The reason I’m explaining this is so that you know, or can work out, which files relate to which site and vice versa, because at some point, you’re most likely going to need to do something to a site at file level, so you’ll need to know in which directory the change needs to be made.
The domains page in cPanel shows you the relationship between web servers and document roots specific to the domains you’re operating in your cPanel: This domain loads from this document root.
A word on “Reduce initial server response time”.
There are various page speed analysis tools such as Google’s https://pagespeed.web.dev/ and https://gtmetrix.com/ that people use to check their sites performance and load speeds.
If your site is slow there will often be a “reduce initial server response time” message.
Based on the message alone, it does sound a bit like the server needs to be sped up, or something to this effect.
This isn’t always the case.
If you have a PHP based site (WordPress is PHP based, as are most common CMS’), the PHP that the site consists of has to be executed for HTML output to be generated.
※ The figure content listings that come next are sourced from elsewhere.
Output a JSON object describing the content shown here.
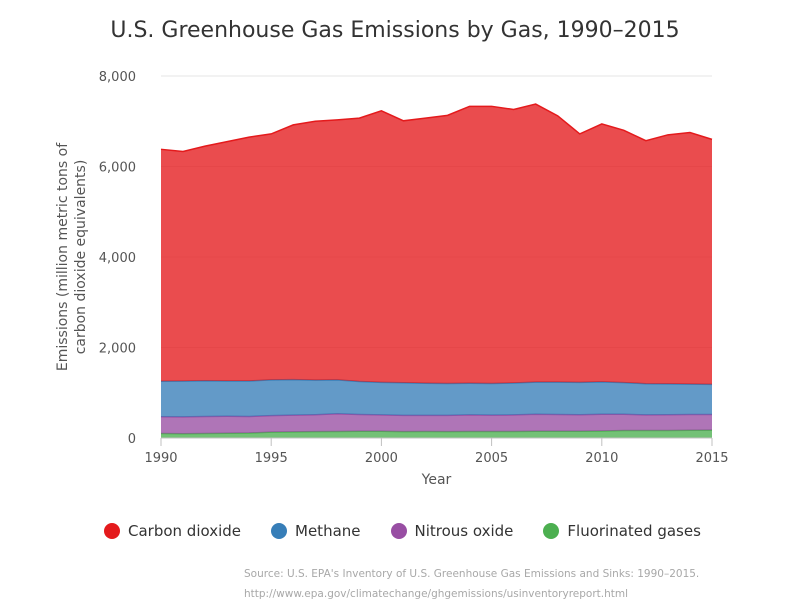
{
  "chart_data": {
    "type": "area",
    "stacked": true,
    "title": "U.S. Greenhouse Gas Emissions by Gas, 1990–2015",
    "xlabel": "Year",
    "ylabel": "Emissions (million metric tons of carbon dioxide equivalents)",
    "ylabel_lines": [
      "Emissions (million metric tons of",
      "carbon dioxide equivalents)"
    ],
    "xlim": [
      1990,
      2015
    ],
    "ylim": [
      0,
      8000
    ],
    "xticks": [
      1990,
      1995,
      2000,
      2005,
      2010,
      2015
    ],
    "yticks": [
      0,
      2000,
      4000,
      6000,
      8000
    ],
    "ytick_labels": [
      "0",
      "2,000",
      "4,000",
      "6,000",
      "8,000"
    ],
    "grid": true,
    "legend_position": "bottom",
    "x": [
      1990,
      1991,
      1992,
      1993,
      1994,
      1995,
      1996,
      1997,
      1998,
      1999,
      2000,
      2001,
      2002,
      2003,
      2004,
      2005,
      2006,
      2007,
      2008,
      2009,
      2010,
      2011,
      2012,
      2013,
      2014,
      2015
    ],
    "series": [
      {
        "name": "Fluorinated gases",
        "color": "#4caf50",
        "values": [
          100,
          95,
          100,
          105,
          110,
          130,
          135,
          140,
          145,
          148,
          150,
          140,
          145,
          140,
          145,
          145,
          145,
          150,
          150,
          150,
          155,
          165,
          165,
          165,
          170,
          175
        ]
      },
      {
        "name": "Nitrous oxide",
        "color": "#984ea3",
        "values": [
          370,
          372,
          375,
          375,
          365,
          365,
          370,
          375,
          390,
          370,
          360,
          360,
          355,
          360,
          365,
          360,
          365,
          375,
          370,
          365,
          370,
          360,
          345,
          350,
          350,
          345
        ]
      },
      {
        "name": "Methane",
        "color": "#377eb8",
        "values": [
          785,
          790,
          790,
          780,
          785,
          790,
          785,
          765,
          750,
          730,
          720,
          720,
          710,
          705,
          700,
          700,
          705,
          710,
          715,
          715,
          715,
          700,
          690,
          680,
          670,
          665
        ]
      },
      {
        "name": "Carbon dioxide",
        "color": "#e41a1c",
        "values": [
          5125,
          5075,
          5185,
          5290,
          5390,
          5435,
          5630,
          5720,
          5745,
          5822,
          6000,
          5790,
          5860,
          5925,
          6120,
          6125,
          6045,
          6145,
          5885,
          5490,
          5700,
          5575,
          5370,
          5505,
          5560,
          5415
        ]
      }
    ],
    "legend_order": [
      "Carbon dioxide",
      "Methane",
      "Nitrous oxide",
      "Fluorinated gases"
    ]
  },
  "legend": [
    {
      "label": "Carbon dioxide",
      "color": "#e41a1c"
    },
    {
      "label": "Methane",
      "color": "#377eb8"
    },
    {
      "label": "Nitrous oxide",
      "color": "#984ea3"
    },
    {
      "label": "Fluorinated gases",
      "color": "#4caf50"
    }
  ],
  "source": {
    "line1": "Source: U.S. EPA's Inventory of U.S. Greenhouse Gas Emissions and Sinks: 1990–2015.",
    "line2": "http://www.epa.gov/climatechange/ghgemissions/usinventoryreport.html"
  }
}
Quite often this PHP will interact with a database as part of this process to be able to generate HTML output (page content is usually held in the database, for example).
So this transaction:
- Client requests site.
- Web server responds with site.
Is actually this transaction (when using a PHP based CMS):
- Client requests site.
- Web server looks up document root of site.
- PHP held in document root executes.
- PHP interacts with database.
- PHP and database combine to generate HTML output.
- Web server responds to client with HTML generated in step 5.
Steps 3, 4 and 5 are all based on what you’ve put in your hosting account as far as your site files are concerned.
So whilst the “Reduce initial response time of server” does sound like a web server thing, it’s actually, in part (at least) what you’ve deployed as far as site files and database content that influences this.
From a practical point of view, doing any of these things can cause a slow site, and cause the “Reduce initial response time of server” message to be displayed in analysis tools, to name but a few:
- Using an excessive amount of plugins.
- Using a theme with a high resource overhead.
- Calling lots of scripts (having lots of things that move on pages, like animations, or carousels).
- Having a huge database and site code doing wild card select from on the database.
- Using poorly coded components (plugins and themes, for example)
Your site code, your site’s database AND the server are effectively a team that work together to serve your site, and if any one of the “team” aren’t “plating ball” sensibly, you can see the “Reduce initial response time of server” message in analysis tools.
I’ll cover more about this in future guides covering optimisation, as that in itself can be an art, and takes quite a lot of working out.
In conclusion.
Here’s a summary of what we’ve learnt today:
- Web servers serve websites.
- There are a variety of web servers.
- The web server’s configuration file defines where sites are held.
- Sites are held in document roots.
- Your site code executes when your site is requested.
- The web server and your site’s code and database content work together to handle the request, generate page output and then serve your site.
- The relationship between web servers and document roots.